Executive Chef Peter Gilmore is set to showcase Australia’s best food and wine, but Bennelong isn’t all white tablecloths and stiff service. Bennelong has a refined family in the form of the Fink Group (think Quay and The Bridge Room). However, a more casual Cured & Cultured menu will be available on the central and upper tiers.
The main restaurant on the lower tier looks over the water and cityscape, with a cathedral like quality that will get you in the mood for some serious food worship. It seems apt to highlight seaside produce, so crack into the grilled Lady Elliot Island bug with fermented chilli, organic turnips and radishes.

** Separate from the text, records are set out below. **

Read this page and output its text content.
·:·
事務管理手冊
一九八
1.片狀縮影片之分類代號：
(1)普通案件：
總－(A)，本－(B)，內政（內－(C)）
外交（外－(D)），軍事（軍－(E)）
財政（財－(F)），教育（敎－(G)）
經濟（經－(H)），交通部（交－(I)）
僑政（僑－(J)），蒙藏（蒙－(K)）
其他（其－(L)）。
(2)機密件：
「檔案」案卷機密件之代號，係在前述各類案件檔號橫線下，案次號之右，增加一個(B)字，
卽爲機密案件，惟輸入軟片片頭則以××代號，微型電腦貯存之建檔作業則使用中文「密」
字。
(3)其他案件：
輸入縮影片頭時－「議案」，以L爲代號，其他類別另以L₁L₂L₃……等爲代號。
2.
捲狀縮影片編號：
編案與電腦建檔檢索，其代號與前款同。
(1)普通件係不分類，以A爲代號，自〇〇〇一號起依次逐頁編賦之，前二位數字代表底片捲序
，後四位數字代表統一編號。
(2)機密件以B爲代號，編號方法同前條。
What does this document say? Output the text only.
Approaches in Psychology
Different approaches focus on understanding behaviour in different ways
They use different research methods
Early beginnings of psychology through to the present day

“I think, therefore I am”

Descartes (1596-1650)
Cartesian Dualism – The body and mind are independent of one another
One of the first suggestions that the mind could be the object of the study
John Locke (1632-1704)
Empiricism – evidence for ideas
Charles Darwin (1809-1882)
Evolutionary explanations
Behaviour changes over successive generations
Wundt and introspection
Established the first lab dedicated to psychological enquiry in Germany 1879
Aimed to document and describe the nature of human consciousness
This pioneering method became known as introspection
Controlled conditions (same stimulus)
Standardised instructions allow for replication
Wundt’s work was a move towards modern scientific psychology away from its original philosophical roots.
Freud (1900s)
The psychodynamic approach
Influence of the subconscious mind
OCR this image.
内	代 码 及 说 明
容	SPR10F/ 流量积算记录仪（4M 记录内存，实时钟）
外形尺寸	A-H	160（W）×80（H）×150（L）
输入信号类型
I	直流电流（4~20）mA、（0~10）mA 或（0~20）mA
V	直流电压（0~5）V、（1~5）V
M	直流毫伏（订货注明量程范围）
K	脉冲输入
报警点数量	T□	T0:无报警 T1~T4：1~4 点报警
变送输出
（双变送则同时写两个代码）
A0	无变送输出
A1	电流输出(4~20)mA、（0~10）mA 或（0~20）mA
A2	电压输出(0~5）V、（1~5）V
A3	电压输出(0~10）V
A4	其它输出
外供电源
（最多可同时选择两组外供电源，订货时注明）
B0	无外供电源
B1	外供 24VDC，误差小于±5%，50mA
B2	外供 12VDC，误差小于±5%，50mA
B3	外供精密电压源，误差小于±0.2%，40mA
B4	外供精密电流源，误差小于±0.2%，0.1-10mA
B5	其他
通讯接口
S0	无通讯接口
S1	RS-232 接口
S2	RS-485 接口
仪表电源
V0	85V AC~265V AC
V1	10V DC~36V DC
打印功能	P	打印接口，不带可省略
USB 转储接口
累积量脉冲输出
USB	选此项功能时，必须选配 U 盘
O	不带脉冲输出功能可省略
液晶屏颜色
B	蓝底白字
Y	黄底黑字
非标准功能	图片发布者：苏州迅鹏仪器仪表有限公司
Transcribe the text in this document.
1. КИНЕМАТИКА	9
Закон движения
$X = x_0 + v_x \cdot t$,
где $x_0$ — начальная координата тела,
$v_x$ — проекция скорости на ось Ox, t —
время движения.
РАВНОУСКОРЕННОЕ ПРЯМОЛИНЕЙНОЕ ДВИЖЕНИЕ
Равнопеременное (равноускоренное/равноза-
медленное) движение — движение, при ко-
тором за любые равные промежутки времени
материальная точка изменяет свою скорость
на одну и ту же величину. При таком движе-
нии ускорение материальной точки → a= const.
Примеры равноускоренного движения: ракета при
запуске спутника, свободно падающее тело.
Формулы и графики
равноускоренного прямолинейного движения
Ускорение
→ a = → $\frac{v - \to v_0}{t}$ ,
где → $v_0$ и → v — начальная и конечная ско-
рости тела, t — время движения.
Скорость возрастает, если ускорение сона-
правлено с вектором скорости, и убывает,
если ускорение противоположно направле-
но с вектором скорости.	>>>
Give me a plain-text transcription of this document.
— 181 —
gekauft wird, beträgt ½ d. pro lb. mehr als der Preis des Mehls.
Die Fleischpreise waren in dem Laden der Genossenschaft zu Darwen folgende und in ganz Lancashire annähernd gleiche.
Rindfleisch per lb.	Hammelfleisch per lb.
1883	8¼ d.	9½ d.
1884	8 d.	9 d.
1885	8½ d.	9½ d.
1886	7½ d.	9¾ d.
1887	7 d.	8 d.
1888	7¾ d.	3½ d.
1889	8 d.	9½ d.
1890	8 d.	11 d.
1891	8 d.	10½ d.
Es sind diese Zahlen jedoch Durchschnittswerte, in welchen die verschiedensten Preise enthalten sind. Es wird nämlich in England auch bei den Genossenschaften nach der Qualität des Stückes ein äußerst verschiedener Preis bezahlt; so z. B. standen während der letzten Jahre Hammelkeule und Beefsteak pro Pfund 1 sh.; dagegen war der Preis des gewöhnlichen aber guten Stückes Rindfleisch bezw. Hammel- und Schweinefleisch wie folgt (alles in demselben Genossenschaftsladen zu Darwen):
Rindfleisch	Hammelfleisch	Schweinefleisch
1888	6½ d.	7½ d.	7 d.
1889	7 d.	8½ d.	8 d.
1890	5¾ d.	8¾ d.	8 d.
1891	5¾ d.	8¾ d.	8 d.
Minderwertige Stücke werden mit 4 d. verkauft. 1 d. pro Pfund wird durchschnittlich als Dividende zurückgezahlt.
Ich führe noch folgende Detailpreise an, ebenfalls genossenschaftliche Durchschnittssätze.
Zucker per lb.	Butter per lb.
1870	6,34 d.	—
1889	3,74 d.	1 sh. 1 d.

Follow it up with the beautiful roasted John Dory, served on the bone.
If you’re wanting to keep it simple, the Cured & Cultured menu often focuses its energy on single ingredients, letting the quality of Australia’s fresh produce speak for itself. From the sea you’ll find South Coast Oysters, and from the land, a plate of Culatello AKA “the king of prosciutto”, or an organic vegetable salad. Add the scenic backdrop and you have the perfect reason to add a cocktail.
Whatever you decide, don’t pass up one of the signature desserts. While they may look spectacular, the nostalgic vision is a little more playful than you’d expect. Aside from the magnificence that is the pavlova with Opera House sails, you can go a little simpler with a lamington too. Of course, given it’s Gilmore—it’s taken up a notch from your childhood bake sale.